Overview:

The epidermal growth factor receptor (EGFR) is a transmembrane tyrosine kinase. Known ligands of EGFR include EGF, TGFA/TGF-alpha, amphiregulin, epigen/EPGN, BTC/betacellulin, epiregulin/EREG and HBEGF/heparin-binding EGF. Ligand binding induces receptor homo- and hetero-dimerization and tyrosine autophosphorylation, which triggers downstream signaling events. The consequences of EFGR signaling include cell proliferation, differentiation, motility, and cell survival (1). Activation of EGFR triggers mitogenic signaling in gastrointestinal mucosa and EGFR upregulated in colon cancers and most neoplasms (2). EGFR stimulation also activates the ERK-signaling pathway in normal gastric epithelial and colon cancer cell lines. In contrast, selective inhibition of EGFR significantly reduces ERK2 activation, c-fos mRNA expression and cell proliferation.
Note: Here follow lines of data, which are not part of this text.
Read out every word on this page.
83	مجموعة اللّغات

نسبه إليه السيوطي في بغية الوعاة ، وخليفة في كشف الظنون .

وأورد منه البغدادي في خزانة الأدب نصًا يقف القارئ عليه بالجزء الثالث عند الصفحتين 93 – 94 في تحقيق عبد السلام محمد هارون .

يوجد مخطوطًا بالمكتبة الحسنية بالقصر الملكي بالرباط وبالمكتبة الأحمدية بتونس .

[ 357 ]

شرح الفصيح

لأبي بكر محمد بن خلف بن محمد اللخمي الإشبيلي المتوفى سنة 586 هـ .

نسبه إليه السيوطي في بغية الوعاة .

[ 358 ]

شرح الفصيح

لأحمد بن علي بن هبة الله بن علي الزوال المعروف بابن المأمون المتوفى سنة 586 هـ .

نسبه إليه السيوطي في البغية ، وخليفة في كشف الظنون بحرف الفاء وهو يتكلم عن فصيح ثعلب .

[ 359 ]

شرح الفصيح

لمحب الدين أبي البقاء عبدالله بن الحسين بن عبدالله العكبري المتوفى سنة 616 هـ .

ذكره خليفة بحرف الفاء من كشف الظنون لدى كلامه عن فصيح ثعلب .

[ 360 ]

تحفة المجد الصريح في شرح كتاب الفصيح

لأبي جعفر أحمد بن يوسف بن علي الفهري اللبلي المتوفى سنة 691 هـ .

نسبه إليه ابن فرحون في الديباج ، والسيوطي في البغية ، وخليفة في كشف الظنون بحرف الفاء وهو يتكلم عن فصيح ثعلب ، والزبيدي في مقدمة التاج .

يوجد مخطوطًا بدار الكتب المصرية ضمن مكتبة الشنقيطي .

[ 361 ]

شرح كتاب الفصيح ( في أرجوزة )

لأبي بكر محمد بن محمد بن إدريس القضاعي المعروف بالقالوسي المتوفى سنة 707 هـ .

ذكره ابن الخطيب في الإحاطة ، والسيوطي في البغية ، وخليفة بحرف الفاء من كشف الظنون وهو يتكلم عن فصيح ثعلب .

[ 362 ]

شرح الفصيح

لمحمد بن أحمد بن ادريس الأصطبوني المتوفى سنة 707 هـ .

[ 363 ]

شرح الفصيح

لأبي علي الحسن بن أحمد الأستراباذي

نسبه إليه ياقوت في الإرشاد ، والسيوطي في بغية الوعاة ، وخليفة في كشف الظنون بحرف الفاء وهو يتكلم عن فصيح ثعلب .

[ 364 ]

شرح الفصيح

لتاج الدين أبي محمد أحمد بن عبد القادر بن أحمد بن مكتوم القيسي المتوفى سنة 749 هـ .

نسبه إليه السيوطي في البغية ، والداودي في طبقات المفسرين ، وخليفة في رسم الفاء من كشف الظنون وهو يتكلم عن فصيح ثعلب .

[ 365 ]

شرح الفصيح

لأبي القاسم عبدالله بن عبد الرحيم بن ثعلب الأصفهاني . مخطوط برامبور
Mutations in EGFR are also implicated in specific forms of lung cancer.

References:

1. Wang K, et al: Epidermal growth factor receptor-deficient mice have delayed primary endochondral ossification because of defective osteoclast recruitment. J. Biol. Chem. 279: 53848-53856, 2004. 2. Kobayashi S, et al: EGFR mutation and resistance of non-small-cell lung cancer to gefitinib. New Eng. J. Med. 352: 786-792, 2005.